A Torino, le stazioni Dora e Zappata rappresentano due delle possibili grandi novità in ambito urbanistico per la città da qui ai prossimi due anni.
Due grandi progetti, avviati da diversi anni, che però non sono ancora stati consegnati. L’attesa è alimentata dalla grande importanza che rivestiranno in futuro queste due stazioni. Due punti cardine del trasporto della Torino che verrà, soprattutto per la posizione in cui si trovano.
La stazione Zappata, infatti, si trova in corso De Nicola, in direzione sud. Una struttura che attende solo le ultime migliorie per essere aperta al pubblico. Stesso discorso per la stazione Dora. Situata in via Beinasco, nella zona nord della città, offrirebbe soluzioni in più dal punto di vista del trasporto personale e commerciale.
Per entrambe, l’Assessora ai Trasporti del Comune di Torino, Maria Lapietra, ha lasciato intendere che l’apertura avverrà entro due anni. Si parla del 2019 come data indicativa per l’avvio delle due strutture alle proprie funzioni.

I fondi necessari per terminare le opere

A Torino, le stazioni Dora e Zappata possono essere ultimate con un ultimo grande sforzo. Alcune indiscrezioni rivelano la necessità di reperire fondi per 50 milioni di euro. Una cifra enorme per le casse comunali, che dovrà necessariamente essere richiesta al Governo centrale di Roma.

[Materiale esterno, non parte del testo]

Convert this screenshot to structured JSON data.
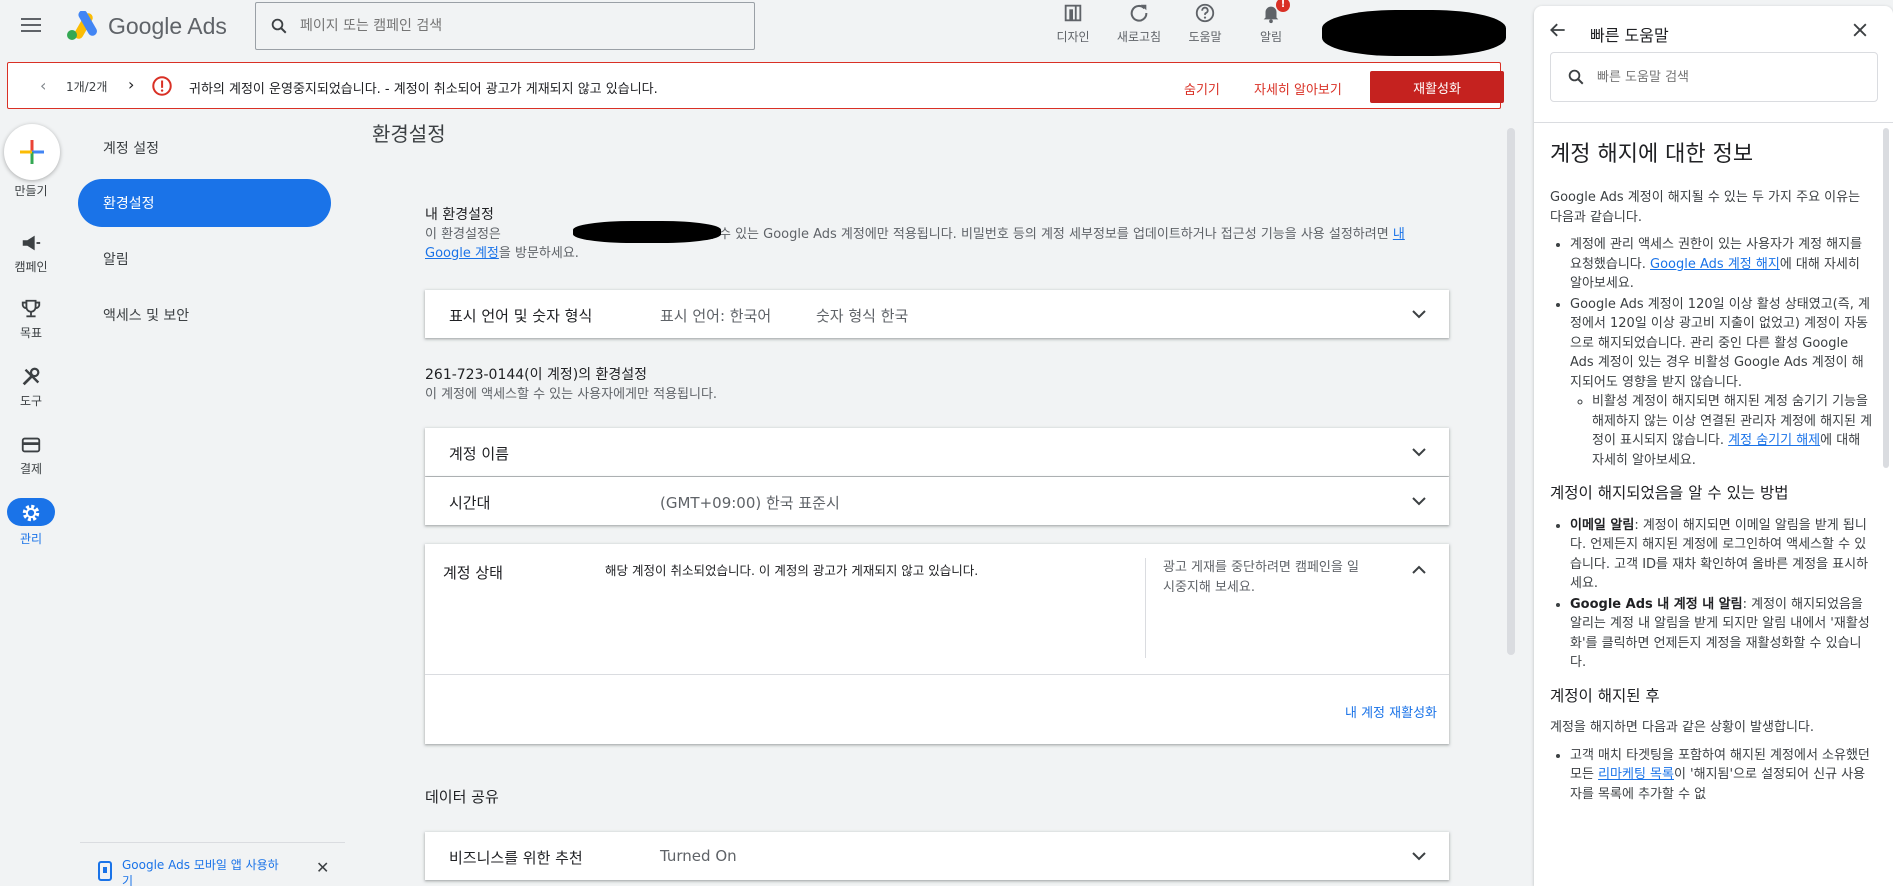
{
  "header": {
    "app_title": "Google Ads",
    "search_placeholder": "페이지 또는 캠페인 검색",
    "icons": [
      {
        "name": "appearance",
        "label": "디자인"
      },
      {
        "name": "refresh",
        "label": "새로고침"
      },
      {
        "name": "help",
        "label": "도움말"
      },
      {
        "name": "notifications",
        "label": "알림",
        "badge": "!"
      }
    ]
  },
  "alert": {
    "pager": "1개/2개",
    "message": "귀하의 계정이 운영중지되었습니다. - 계정이 취소되어 광고가 게재되지 않고 있습니다.",
    "hide": "숨기기",
    "learn_more": "자세히 알아보기",
    "reactivate": "재활성화"
  },
  "rail": {
    "create": "만들기",
    "campaigns": "캠페인",
    "goals": "목표",
    "tools": "도구",
    "billing": "결제",
    "admin": "관리"
  },
  "subnav": {
    "items": [
      {
        "label": "계정 설정"
      },
      {
        "label": "환경설정",
        "active": true
      },
      {
        "label": "알림"
      },
      {
        "label": "액세스 및 보안"
      }
    ],
    "promo": "Google Ads 모바일 앱 사용하기"
  },
  "main": {
    "title": "환경설정",
    "my_prefs_heading": "내 환경설정",
    "my_prefs_desc_a": "이 환경설정은",
    "my_prefs_desc_b": "서 액세스할 수 있는 Google Ads 계정에만 적용됩니다. 비밀번호 등의 계정 세부정보를 업데이트하거나 접근성 기능을 사용 설정하려면 ",
    "my_prefs_link": "내 Google 계정",
    "my_prefs_desc_c": "을 방문하세요.",
    "lang_row": {
      "title": "표시 언어 및 숫자 형식",
      "value1": "표시 언어: 한국어",
      "value2": "숫자 형식 한국"
    },
    "account_heading": "261-723-0144(이 계정)의 환경설정",
    "account_desc": "이 계정에 액세스할 수 있는 사용자에게만 적용됩니다.",
    "account_name_row": {
      "title": "계정 이름"
    },
    "timezone_row": {
      "title": "시간대",
      "value": "(GMT+09:00) 한국 표준시"
    },
    "status_card": {
      "title": "계정 상태",
      "message": "해당 계정이 취소되었습니다. 이 계정의 광고가 게재되지 않고 있습니다.",
      "hint": "광고 게재를 중단하려면 캠페인을 일시중지해 보세요.",
      "link": "내 계정 재활성화"
    },
    "data_sharing_heading": "데이터 공유",
    "biz_row": {
      "title": "비즈니스를 위한 추천",
      "value": "Turned On"
    }
  },
  "help": {
    "title": "빠른 도움말",
    "search_placeholder": "빠른 도움말 검색",
    "article_title": "계정 해지에 대한 정보",
    "intro": "Google Ads 계정이 해지될 수 있는 두 가지 주요 이유는 다음과 같습니다.",
    "reason1_a": "계정에 관리 액세스 권한이 있는 사용자가 계정 해지를 요청했습니다. ",
    "reason1_link": "Google Ads 계정 해지",
    "reason1_b": "에 대해 자세히 알아보세요.",
    "reason2": "Google Ads 계정이 120일 이상 활성 상태였고(즉, 계정에서 120일 이상 광고비 지출이 없었고) 계정이 자동으로 해지되었습니다. 관리 중인 다른 활성 Google Ads 계정이 있는 경우 비활성 Google Ads 계정이 해지되어도 영향을 받지 않습니다.",
    "reason2_sub_a": "비활성 계정이 해지되면 해지된 계정 숨기기 기능을 해제하지 않는 이상 연결된 관리자 계정에 해지된 계정이 표시되지 않습니다. ",
    "reason2_sub_link": "계정 숨기기 해제",
    "reason2_sub_b": "에 대해 자세히 알아보세요.",
    "h2_how": "계정이 해지되었음을 알 수 있는 방법",
    "how1_bold": "이메일 알림",
    "how1": ": 계정이 해지되면 이메일 알림을 받게 됩니다. 언제든지 해지된 계정에 로그인하여 액세스할 수 있습니다. 고객 ID를 재차 확인하여 올바른 계정을 표시하세요.",
    "how2_bold": "Google Ads 내 계정 내 알림",
    "how2": ": 계정이 해지되었음을 알리는 계정 내 알림을 받게 되지만 알림 내에서 '재활성화'를 클릭하면 언제든지 계정을 재활성화할 수 있습니다.",
    "h2_after": "계정이 해지된 후",
    "after_intro": "계정을 해지하면 다음과 같은 상황이 발생합니다.",
    "after1_a": "고객 매치 타겟팅을 포함하여 해지된 계정에서 소유했던 모든 ",
    "after1_link": "리마케팅 목록",
    "after1_b": "이 '해지됨'으로 설정되어 신규 사용자를 목록에 추가할 수 없"
  },
  "colors": {
    "accent": "#1a73e8",
    "danger": "#d93025",
    "reactivate_bg": "#c5221f"
  }
}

Non si tratterebbe nemmeno della prima volta, in questi ultimi mesi. Ultimamente, infatti, l’amministrazione comunale ha ottenuto il via libera per il prolungamento della linea 1 della metro verso Rivoli. Uno stanziamento di oltre 148 milioni di euro, comprensivo di nuovi treni utilizzabili su tutta la linea.
E che dire della metro 2. Anche qui servirà un esborso non indifferente, che tocca il miliardo di euro. Una grande opera a cui dovrà contribuire economicamente il Governo, e che richiederà diversi anni tra progetti, avvio e conclusione dei lavori.